For instance, when putting boxes in a container, we as human beings would tend to place the boxes near the edge of the container. To do that, we check to see where the edge of the container is, then place the box somewhere in that range. Then, we place the box towards the inside “wall” of the container, and relax our hands only after we feel the box make contact with the wall, and we know that it’s now been placed at the edge of the container. This kind of work, which human beings do naturally, is what the robot arm would need the technology to do to be considered skillful.
In other words, to move skillfully, they would need to be able to detect contact between the box and the wall through the force sensor attached to the robot arm.
The robot arm’s force sensor, which detects contact between boxes and walls, allows it to place boxes at the edge of a container, as a human being would.
We also have to remember that boxes come in all different shapes and sizes. They may be stacked in a messy pile, or they may be tilted one way or another. Some are lighter and heavier than others. These differences can be identified and easily handled for human beings—we know how to hold something that’s tilted, or how our posture should be when we lift something heavy. And so at Toshiba, we developed a robot hand with what’s called hybrid grip functionality, a feature that allows the hand to hold a variety of boxes in the skillful way that a human would.

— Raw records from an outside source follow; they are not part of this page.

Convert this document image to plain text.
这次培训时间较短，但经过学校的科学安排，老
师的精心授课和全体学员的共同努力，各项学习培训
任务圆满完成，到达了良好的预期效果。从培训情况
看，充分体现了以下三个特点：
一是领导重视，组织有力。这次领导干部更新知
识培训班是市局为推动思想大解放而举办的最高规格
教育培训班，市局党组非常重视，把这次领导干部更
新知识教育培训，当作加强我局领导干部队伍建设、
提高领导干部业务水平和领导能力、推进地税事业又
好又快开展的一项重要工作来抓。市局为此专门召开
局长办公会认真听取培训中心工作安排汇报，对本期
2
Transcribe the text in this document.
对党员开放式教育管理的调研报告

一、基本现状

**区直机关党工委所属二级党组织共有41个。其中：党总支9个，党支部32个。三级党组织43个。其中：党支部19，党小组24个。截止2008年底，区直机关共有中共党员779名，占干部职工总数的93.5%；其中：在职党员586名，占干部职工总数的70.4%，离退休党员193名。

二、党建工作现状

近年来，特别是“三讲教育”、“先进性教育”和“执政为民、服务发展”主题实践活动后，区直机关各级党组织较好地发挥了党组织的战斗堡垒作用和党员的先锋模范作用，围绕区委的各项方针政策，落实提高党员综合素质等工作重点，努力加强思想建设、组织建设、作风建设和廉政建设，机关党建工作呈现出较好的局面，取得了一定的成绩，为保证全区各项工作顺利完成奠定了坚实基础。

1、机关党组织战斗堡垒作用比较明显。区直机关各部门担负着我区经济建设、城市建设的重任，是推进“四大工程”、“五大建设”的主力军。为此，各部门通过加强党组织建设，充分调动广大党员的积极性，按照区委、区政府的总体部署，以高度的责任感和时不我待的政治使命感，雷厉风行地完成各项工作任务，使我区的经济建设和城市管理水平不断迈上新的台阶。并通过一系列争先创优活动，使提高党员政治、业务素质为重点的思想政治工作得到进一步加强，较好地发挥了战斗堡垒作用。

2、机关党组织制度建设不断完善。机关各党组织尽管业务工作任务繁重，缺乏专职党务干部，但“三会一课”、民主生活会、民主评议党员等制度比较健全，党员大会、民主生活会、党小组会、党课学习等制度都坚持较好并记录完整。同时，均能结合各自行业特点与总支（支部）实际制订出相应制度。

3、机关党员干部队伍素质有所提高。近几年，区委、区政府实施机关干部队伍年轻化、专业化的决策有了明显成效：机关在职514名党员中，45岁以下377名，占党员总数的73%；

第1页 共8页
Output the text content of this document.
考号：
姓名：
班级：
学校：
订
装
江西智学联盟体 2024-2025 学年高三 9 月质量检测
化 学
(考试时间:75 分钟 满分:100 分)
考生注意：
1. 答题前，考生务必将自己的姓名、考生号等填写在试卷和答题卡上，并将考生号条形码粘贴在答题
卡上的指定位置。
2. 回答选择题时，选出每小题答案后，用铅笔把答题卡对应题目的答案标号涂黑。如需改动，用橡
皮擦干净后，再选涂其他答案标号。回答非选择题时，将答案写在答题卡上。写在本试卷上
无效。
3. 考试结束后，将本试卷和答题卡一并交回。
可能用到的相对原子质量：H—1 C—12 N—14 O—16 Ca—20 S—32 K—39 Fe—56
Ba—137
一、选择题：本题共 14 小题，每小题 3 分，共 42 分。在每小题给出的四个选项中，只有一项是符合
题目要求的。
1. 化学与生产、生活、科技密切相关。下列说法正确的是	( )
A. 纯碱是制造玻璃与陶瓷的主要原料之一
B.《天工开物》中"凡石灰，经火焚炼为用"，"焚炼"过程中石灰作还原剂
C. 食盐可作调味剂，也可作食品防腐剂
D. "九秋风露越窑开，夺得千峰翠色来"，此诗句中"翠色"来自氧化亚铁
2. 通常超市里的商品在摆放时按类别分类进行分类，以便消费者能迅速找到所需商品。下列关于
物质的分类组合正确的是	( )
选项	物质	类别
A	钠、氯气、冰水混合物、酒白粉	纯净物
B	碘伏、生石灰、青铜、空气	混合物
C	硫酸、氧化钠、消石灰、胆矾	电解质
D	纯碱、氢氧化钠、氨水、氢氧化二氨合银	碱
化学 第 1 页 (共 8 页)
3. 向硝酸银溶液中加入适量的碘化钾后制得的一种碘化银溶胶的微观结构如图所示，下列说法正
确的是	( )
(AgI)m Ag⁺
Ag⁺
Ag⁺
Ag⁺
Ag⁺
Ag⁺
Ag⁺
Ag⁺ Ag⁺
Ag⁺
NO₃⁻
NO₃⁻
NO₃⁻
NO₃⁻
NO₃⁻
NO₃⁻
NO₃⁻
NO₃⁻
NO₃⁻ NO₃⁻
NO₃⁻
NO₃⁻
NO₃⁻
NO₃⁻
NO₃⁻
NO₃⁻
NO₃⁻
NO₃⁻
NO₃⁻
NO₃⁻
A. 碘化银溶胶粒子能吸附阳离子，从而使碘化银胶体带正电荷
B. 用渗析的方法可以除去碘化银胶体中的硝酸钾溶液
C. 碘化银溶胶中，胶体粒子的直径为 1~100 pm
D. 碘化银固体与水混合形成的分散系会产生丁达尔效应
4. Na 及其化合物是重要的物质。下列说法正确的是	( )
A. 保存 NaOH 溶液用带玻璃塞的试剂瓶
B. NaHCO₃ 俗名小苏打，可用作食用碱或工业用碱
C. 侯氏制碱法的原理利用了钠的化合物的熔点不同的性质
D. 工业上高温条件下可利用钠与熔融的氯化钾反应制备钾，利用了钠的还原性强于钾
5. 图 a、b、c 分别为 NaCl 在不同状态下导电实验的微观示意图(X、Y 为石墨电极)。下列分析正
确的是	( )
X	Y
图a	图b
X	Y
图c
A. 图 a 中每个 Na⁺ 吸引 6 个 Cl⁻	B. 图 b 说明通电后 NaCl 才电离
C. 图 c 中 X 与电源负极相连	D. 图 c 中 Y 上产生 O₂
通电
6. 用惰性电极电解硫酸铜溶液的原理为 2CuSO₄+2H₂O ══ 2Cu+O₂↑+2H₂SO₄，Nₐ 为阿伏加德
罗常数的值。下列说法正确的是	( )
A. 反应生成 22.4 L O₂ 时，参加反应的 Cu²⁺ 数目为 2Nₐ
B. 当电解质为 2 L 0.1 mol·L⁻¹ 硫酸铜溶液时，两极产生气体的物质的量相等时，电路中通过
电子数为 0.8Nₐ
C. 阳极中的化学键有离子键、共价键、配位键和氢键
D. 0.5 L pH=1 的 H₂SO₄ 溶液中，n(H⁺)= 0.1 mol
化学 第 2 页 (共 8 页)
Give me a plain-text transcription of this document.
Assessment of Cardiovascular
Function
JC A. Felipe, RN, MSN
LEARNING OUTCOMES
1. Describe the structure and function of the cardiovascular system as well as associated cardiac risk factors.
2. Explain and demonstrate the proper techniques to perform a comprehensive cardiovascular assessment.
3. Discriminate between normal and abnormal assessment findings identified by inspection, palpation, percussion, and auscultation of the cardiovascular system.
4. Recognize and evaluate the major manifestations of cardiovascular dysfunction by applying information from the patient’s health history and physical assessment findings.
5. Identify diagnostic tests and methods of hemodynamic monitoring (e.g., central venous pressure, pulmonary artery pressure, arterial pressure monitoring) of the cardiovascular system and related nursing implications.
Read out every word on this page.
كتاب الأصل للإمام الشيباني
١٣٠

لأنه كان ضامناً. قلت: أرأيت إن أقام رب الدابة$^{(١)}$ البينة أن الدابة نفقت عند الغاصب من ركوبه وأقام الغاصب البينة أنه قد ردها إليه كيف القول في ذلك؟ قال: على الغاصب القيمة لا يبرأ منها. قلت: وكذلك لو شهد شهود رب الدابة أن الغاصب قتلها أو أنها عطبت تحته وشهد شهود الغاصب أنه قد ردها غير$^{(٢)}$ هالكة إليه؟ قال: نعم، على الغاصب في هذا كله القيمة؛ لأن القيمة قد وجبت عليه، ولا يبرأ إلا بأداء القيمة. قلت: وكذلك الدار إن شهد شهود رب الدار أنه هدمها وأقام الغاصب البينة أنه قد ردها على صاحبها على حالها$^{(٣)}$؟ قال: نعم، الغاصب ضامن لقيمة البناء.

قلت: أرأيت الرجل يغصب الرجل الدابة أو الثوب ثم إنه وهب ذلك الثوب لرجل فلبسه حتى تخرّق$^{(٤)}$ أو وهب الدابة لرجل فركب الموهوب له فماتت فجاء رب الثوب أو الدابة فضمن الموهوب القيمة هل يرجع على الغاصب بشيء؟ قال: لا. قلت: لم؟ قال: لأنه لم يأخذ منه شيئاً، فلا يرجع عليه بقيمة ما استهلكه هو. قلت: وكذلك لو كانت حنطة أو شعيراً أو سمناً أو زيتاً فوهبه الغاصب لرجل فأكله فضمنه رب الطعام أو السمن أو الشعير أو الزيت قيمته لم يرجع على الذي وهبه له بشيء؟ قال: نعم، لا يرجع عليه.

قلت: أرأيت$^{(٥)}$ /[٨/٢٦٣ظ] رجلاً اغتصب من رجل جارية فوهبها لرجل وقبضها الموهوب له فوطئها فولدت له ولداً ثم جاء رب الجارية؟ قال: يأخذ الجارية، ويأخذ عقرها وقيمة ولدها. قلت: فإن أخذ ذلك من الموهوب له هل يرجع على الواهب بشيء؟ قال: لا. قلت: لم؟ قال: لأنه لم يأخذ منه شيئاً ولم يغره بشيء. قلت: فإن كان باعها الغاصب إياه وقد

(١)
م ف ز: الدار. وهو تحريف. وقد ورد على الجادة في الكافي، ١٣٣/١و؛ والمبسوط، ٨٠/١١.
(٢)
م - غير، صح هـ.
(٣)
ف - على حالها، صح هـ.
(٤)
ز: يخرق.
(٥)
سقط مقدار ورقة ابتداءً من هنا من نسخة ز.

Composite grip functionality allows the robot to hold objects of different shapes, sizes, and weights
Safety and Robots?
The development of highly-intelligent robots—robots that could perform these kinds of skillful movements—came about because the labor shortage, like we mentioned before, necessitated the use of robots in work processes that we previously thought had to be handled by human beings. But there’s a major challenge when it comes to this kind of human-to-robot replacement. The problem is how to guarantee safety.
Having human beings and robots working closely together increases the risk of accidents; strict management—for example keeping robot and human work areas separate—will be required to keep people safe.
In the future, robots will be taking over some of the work that used to be done by humans—in some cases human beings standing next to each other. People will be working in closer proximity with robots than ever before. Human-to-human contact poses less danger. Contact with a robot, however, could lead to a major accident. That’s why we need safety technologies that adhere to guidelines such as the ISO13849-1 to keep human beings safe from robots.
Safety technologies are guided by basic principles. One of those is the principle of separation. This is a principle that encourages separation, or a lack of overlap, between robot and human work areas. But as more and more robots come to replace work previously conducted by human beings, some overlap would seem inevitable.
At Toshiba, we used a work area selection algorithm to develop a system where robots select work areas that don’t overlap with those of human beings, and move to these areas autonomously, to keep human beings safe.
We’ve also installed an independent speed surveillance module on our AGVs (automated guided vehicles), in addition to the controller used to control motion, to maintain constant objective surveillance of the vehicles and make sure they’re traveling below certain speeds.
Toshiba believes that all of the technologies that make up a robot should be based around the safety of human beings. As such, we believe the very first priority should be removing the possibility of these kinds of incidents from the very first stage of development.